The next fight for reproductive freedom in this state focuses on the Kansas Supreme Court

U.S. Rep. Sharice Davids, right, embraced Kansas Senate Minority Leader Dinah Sykes at an Aug. 2 primary election watch party in Overland Park. Davids won reelection to a third term Tuesday by defeating Republican Amanda Adkins. (Lily O'Shea Becker/Kansas Reflector)
In 2022, Kansas voters made history.
Just weeks after the U.S. Supreme Court overturned Roe v. Wade, Kansans rejected the anti-abortion “Value Them Both” amendment, becoming the first state to affirm reproductive freedom at the ballot box after the Dobbs decision.
Today, Kansas voters are being asked a very different question: whether to replace the merit-based process for selecting Kansas Supreme Court justices with one based on statewide judicial elections.
At first glance, these issues may seem unrelated. One concerns Kansans’ right to reproductive freedom. The other concerns judicial selection.
As a physician caring for patients in Kansas, I can see they are deeply connected.
After four years of medical training in Kansas, I left in 2020 to pursue advanced training in family planning and abortion care. During my fellowship, I traveled to California to receive clinical experience that wasn’t readily available here. I returned to Kansas in August 2022, just as Kansans rejected the anti-abortion amendment. Since then, I have worked at Comprehensive Health of Planned Parenthood Great Plains, treating patients whose ability to access care depends on the state’s constitutional protections.
Many Kansans understandably viewed the 2022 vote as the end of the story.
But it wasn’t.
When I started practicing in Kansas, one of the biggest hurdles patients faced was printing a medically unnecessary piece of paper, with the color and size of font mandated by law, 24 hours before their appointment.
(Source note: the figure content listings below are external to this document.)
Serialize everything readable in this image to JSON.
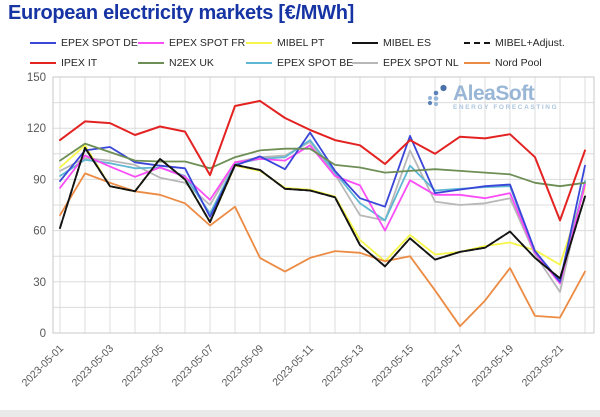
{
  "title": "European electricity markets [€/MWh]",
  "watermark": {
    "name": "AleaSoft",
    "tagline": "ENERGY FORECASTING"
  },
  "axes": {
    "y_tick_labels": [
      "0",
      "30",
      "60",
      "90",
      "120",
      "150"
    ],
    "x_tick_labels": [
      "2023-05-01",
      "2023-05-03",
      "2023-05-05",
      "2023-05-07",
      "2023-05-09",
      "2023-05-11",
      "2023-05-13",
      "2023-05-15",
      "2023-05-17",
      "2023-05-19",
      "2023-05-21"
    ]
  },
  "chart_data": {
    "type": "line",
    "title": "European electricity markets [€/MWh]",
    "xlabel": "",
    "ylabel": "",
    "ylim": [
      0,
      150
    ],
    "y_ticks": [
      0,
      30,
      60,
      90,
      120,
      150
    ],
    "grid": true,
    "legend_position": "top",
    "x": [
      "2023-05-01",
      "2023-05-02",
      "2023-05-03",
      "2023-05-04",
      "2023-05-05",
      "2023-05-06",
      "2023-05-07",
      "2023-05-08",
      "2023-05-09",
      "2023-05-10",
      "2023-05-11",
      "2023-05-12",
      "2023-05-13",
      "2023-05-14",
      "2023-05-15",
      "2023-05-16",
      "2023-05-17",
      "2023-05-18",
      "2023-05-19",
      "2023-05-20",
      "2023-05-21",
      "2023-05-22"
    ],
    "series": [
      {
        "name": "EPEX SPOT DE",
        "color": "#3a46d8",
        "dash": false,
        "values": [
          89,
          107,
          109,
          100,
          98,
          96.5,
          68,
          98,
          103.5,
          96,
          117.5,
          95,
          79,
          74,
          115.5,
          82,
          84,
          86,
          87,
          48,
          30,
          98
        ]
      },
      {
        "name": "EPEX SPOT FR",
        "color": "#fb4ef7",
        "dash": false,
        "values": [
          85,
          104,
          97.5,
          91.5,
          97,
          91.5,
          78,
          100,
          102,
          101,
          110,
          92,
          86.5,
          60,
          89.5,
          81,
          81,
          79,
          82,
          47,
          29,
          87
        ]
      },
      {
        "name": "MIBEL PT",
        "color": "#f6f64a",
        "dash": false,
        "values": [
          97,
          110,
          86,
          83,
          102,
          90,
          65,
          98,
          95,
          85,
          84,
          80,
          54.5,
          42,
          57.5,
          46,
          47.5,
          51,
          53,
          48.5,
          40,
          85
        ]
      },
      {
        "name": "MIBEL ES",
        "color": "#141414",
        "dash": false,
        "values": [
          61.5,
          108.5,
          86,
          83,
          102,
          90,
          65,
          98.5,
          95.5,
          84.5,
          83.5,
          79.5,
          51.5,
          39,
          55.5,
          43,
          47.5,
          50,
          59.5,
          44,
          32,
          80
        ]
      },
      {
        "name": "MIBEL+Adjust.",
        "color": "#141414",
        "dash": true,
        "values": [
          61.5,
          108.5,
          86,
          83,
          102,
          90,
          65,
          98.5,
          95.5,
          84.5,
          83.5,
          79.5,
          51.5,
          39,
          55.5,
          43,
          47.5,
          50,
          59.5,
          44,
          32,
          80
        ]
      },
      {
        "name": "IPEX IT",
        "color": "#e32222",
        "dash": false,
        "values": [
          113,
          124,
          123,
          116,
          121,
          118,
          92.5,
          133,
          136,
          126,
          119,
          113,
          110,
          99,
          113,
          105,
          115,
          114,
          116.5,
          103,
          66,
          107
        ]
      },
      {
        "name": "N2EX UK",
        "color": "#6d8e55",
        "dash": false,
        "values": [
          101,
          111,
          106,
          101,
          100.5,
          100.5,
          96.5,
          103,
          107,
          108,
          108,
          98.5,
          97,
          94,
          95,
          96,
          95,
          94,
          93,
          88,
          86,
          88
        ]
      },
      {
        "name": "EPEX SPOT BE",
        "color": "#5fb7d4",
        "dash": false,
        "values": [
          92,
          101.5,
          99.5,
          96.5,
          97,
          92,
          70,
          99,
          102,
          103,
          113,
          94,
          76,
          66,
          98,
          83.5,
          84.5,
          85.5,
          86,
          47,
          29.5,
          89
        ]
      },
      {
        "name": "EPEX SPOT NL",
        "color": "#b8b8b8",
        "dash": false,
        "values": [
          95,
          102.5,
          101,
          98.5,
          91,
          88,
          75,
          100,
          103,
          104,
          112,
          93,
          69,
          66,
          107,
          77,
          75,
          76,
          79,
          46,
          24,
          89
        ]
      },
      {
        "name": "Nord Pool",
        "color": "#ec8b43",
        "dash": false,
        "values": [
          69,
          93.5,
          88,
          83,
          81,
          76,
          63,
          74,
          44,
          36,
          44,
          48,
          47,
          42,
          45,
          25,
          4,
          19,
          38,
          10,
          9,
          36
        ]
      }
    ],
    "z_order": [
      "MIBEL PT",
      "Nord Pool",
      "EPEX SPOT NL",
      "EPEX SPOT BE",
      "EPEX SPOT FR",
      "EPEX SPOT DE",
      "N2EX UK",
      "MIBEL ES",
      "MIBEL+Adjust.",
      "IPEX IT"
    ]
  },
  "style": {
    "grid_color": "#dcdcdc",
    "border_color": "#c8c8c8",
    "axis_text_color": "#595959",
    "title_color": "#1634a3"
  }
}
In October of 2023, a court blocked those laws as a result of the constitutional right voters affirmed in 2022. Now patients can access care they need the day they need it without any medically unnecessary delays.
This lawsuit — and the political restrictions on abortion that were blocked — reinforced a simple truth: constitutional rights do not enforce themselves. Courts do the enforcing.
That is why today’s debate over judicial selection matters.
Under Kansas’s current system, Supreme Court justices are selected through a merit-based process designed to insulate the judiciary from political influence. Voters will soon decide whether to replace that system with one that relies on money-driven elections.
The Kansas Supreme Court interprets the constitutional rights that affect every one of us. Its decisions shape issues ranging from education and elections to healthcare, government authority and individual liberty. Those decisions can have consequences for generations.
That includes reproductive freedom.
The connection is not hypothetical.
After the defeat of the 2022 anti-abortion amendment, Attorney General Kris Kobach publicly described changing the judicial selection process as “another path” for the anti-abortion movement. He argued it could eventually produce a Kansas Supreme Court willing to overturn the 2019 Hodes and Nauser decision recognizing constitutional protections for bodily autonomy.
We do not have to imagine what happens when those protections disappear.
Just last month, ProPublica told the story of Emily Waldorf, an Arkansas woman who developed devastating pregnancy complications but could not receive the care her doctors believed she needed because of her state’s abortion ban and the legal uncertainty it created. Instead, she was forced to travel by ambulance to Kansas, where she received medically necessary care that helped save her life.
As a physician, I don’t read Emily’s story as a political debate. I see a patient whose health was put at greater risk because the law interfered with medical judgment.
Emily was able to receive care in Kansas because our state took a different path after Dobbs. Constitutional protections upheld by Kansas courts have made our state a place where patients across the region can still turn when they are denied care at home.
That should not be taken for granted.
Kansans have already spoken about reproductive freedom. The question now is whether we will preserve the independent judicial system that protects the constitutional rights they chose to keep.